At first, data points are checked for identical points and points that are closer to each other than given dmin are removed. Parameters wmult and zmult allow user to re-scale the w-values and z-coordinates of the point data (useful e.g. for transformation of elevations given in feet to meters, so that the proper values of gradient and curvatures can be computed). Rescaling of z-coordinates is also needed when the distances in vertical direction are much smaller than the horizontal distances, if that is the case, the value of zmult should be selected so that the vertical and horizontal distances have about the same magnitude.
Regularized spline with tension method is used in the interpolation. The tension parameter controls the distance over which each given point influences the resulting volume (with very high tension, each point influences only its close neighborhood and the volume goes rapidly to trend between the points). Higher values of tension parameter reduce the overshoots that can appear in volumes with rapid change of gradient. For noisy data, it is possible to define a global smoothing parameter, smooth. With the smoothing parameter set to zero (smooth=0) the resulting volume passes exactly through the data points. When smoothing is used, it is possible to output a vector map devi containing deviations of the resulting volume from the given data.

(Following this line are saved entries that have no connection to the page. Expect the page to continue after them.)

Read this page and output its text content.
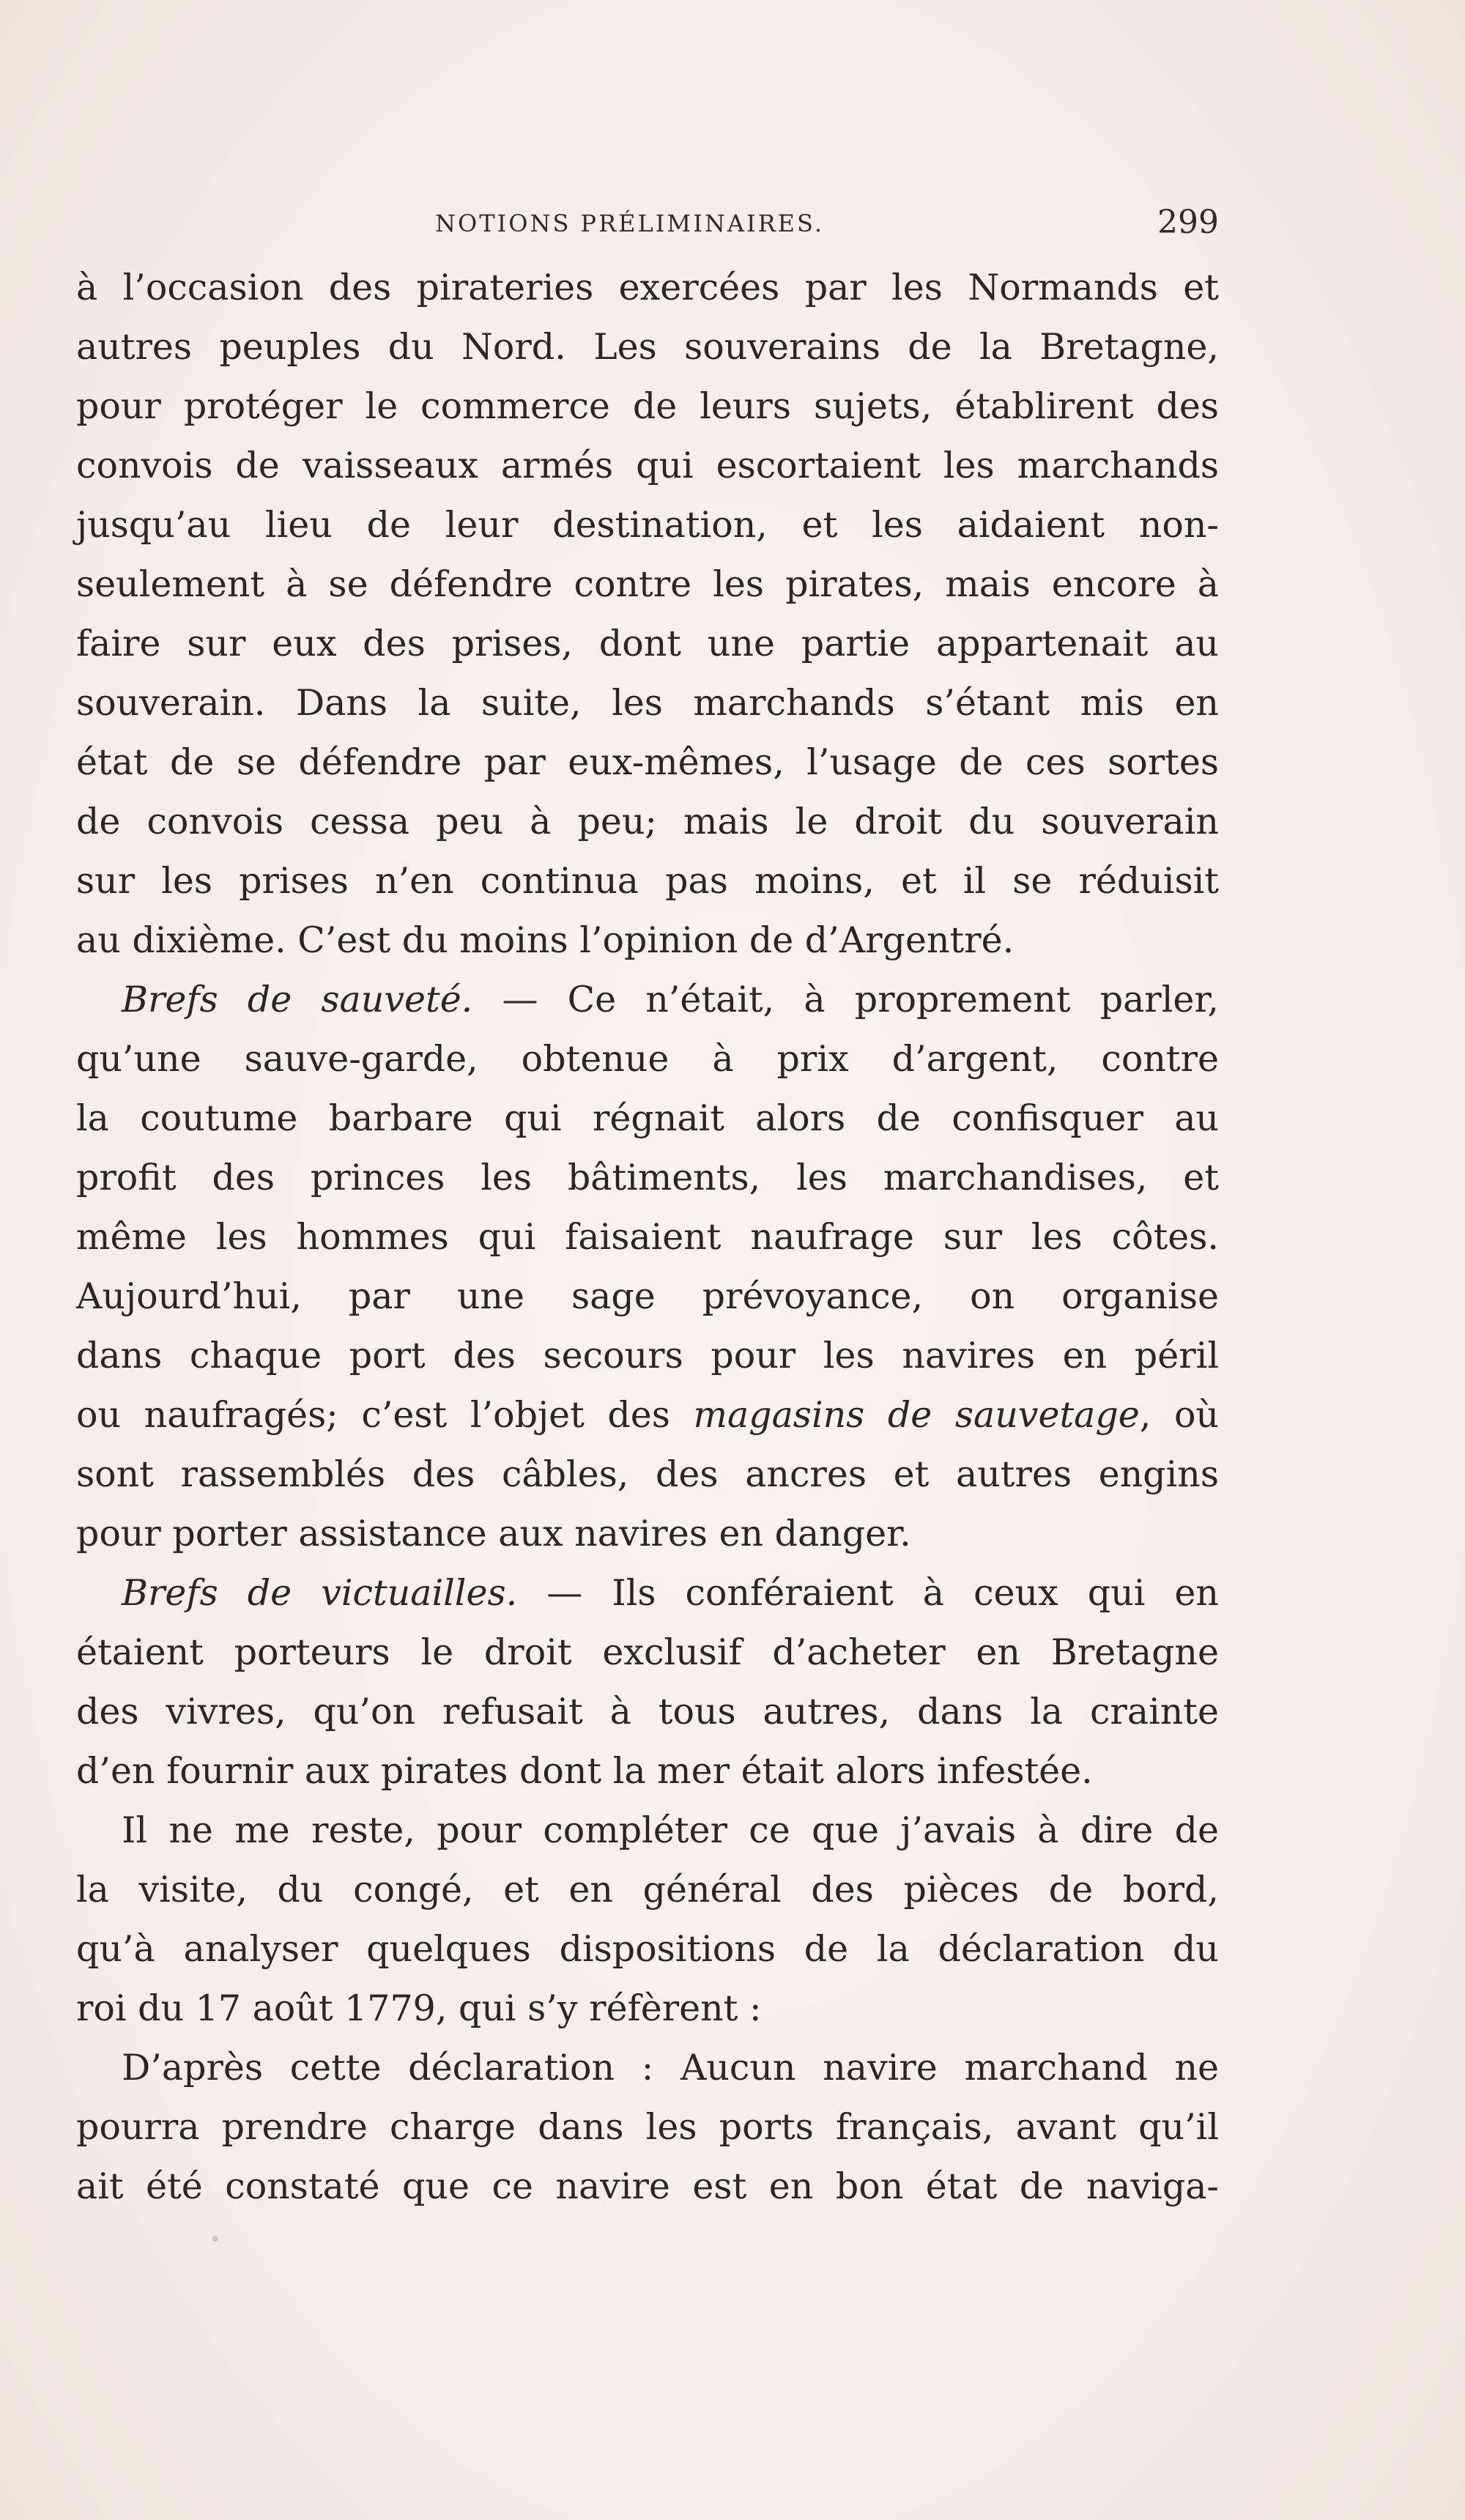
NOTIONS PRÉLIMINAIRES.	299
à l’occasion des pirateries exercées par les Normands et
autres peuples du Nord. Les souverains de la Bretagne,
pour protéger le commerce de leurs sujets, établirent des
convois de vaisseaux armés qui escortaient les marchands
jusqu’au lieu de leur destination, et les aidaient non-
seulement à se défendre contre les pirates, mais encore à
faire sur eux des prises, dont une partie appartenait au
souverain. Dans la suite, les marchands s’étant mis en
état de se défendre par eux-mêmes, l’usage de ces sortes
de convois cessa peu à peu; mais le droit du souverain
sur les prises n’en continua pas moins, et il se réduisit
au dixième. C’est du moins l’opinion de d’Argentré.
Brefs de sauveté. — Ce n’était, à proprement parler,
qu’une sauve-garde, obtenue à prix d’argent, contre
la coutume barbare qui régnait alors de confisquer au
profit des princes les bâtiments, les marchandises, et
même les hommes qui faisaient naufrage sur les côtes.
Aujourd’hui, par une sage prévoyance, on organise
dans chaque port des secours pour les navires en péril
ou naufragés; c’est l’objet des magasins de sauvetage, où
sont rassemblés des câbles, des ancres et autres engins
pour porter assistance aux navires en danger.
Brefs de victuailles. — Ils conféraient à ceux qui en
étaient porteurs le droit exclusif d’acheter en Bretagne
des vivres, qu’on refusait à tous autres, dans la crainte
d’en fournir aux pirates dont la mer était alors infestée.
Il ne me reste, pour compléter ce que j’avais à dire de
la visite, du congé, et en général des pièces de bord,
qu’à analyser quelques dispositions de la déclaration du
roi du 17 août 1779, qui s’y réfèrent :
D’après cette déclaration : Aucun navire marchand ne
pourra prendre charge dans les ports français, avant qu’il
ait été constaté que ce navire est en bon état de naviga-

User can define a 2D raster map named maskmap, which will be used as a mask. The interpolation is skipped for 3-dimensional cells whose 2-dimensional projection has zero value in mask. Zero values will be assigned to these cells in all output 3d raster maps.
If the number of given points is greater than 700, segmented processing is used. The region is split into 3-dimensional "box" segments, each having less than segmax points and interpolation is performed on each segment of the region. To ensure the smooth connection of segments the interpolation function for each segment is computed using the points in given segment and the points in its neighborhood. The minimum number of points taken for interpolation is controlled by npmin , the value of which must be larger than segmax and less than 700. This limit of 700 was selected to ensure the numerical stability and efficiency of the algorithm.
EXAMPLE
Spearfish example (we simulate 3D soil range data):g.region -dp
# define volume
g.region res=50 tbres=50 b=0 t=1500 -ap3
# random elevation extraction (2D)
r.random elevation.10m vector_output=elevrand n=200
# conversion to 3D
v.db.addcol elevrand col="x double precision, y double precision"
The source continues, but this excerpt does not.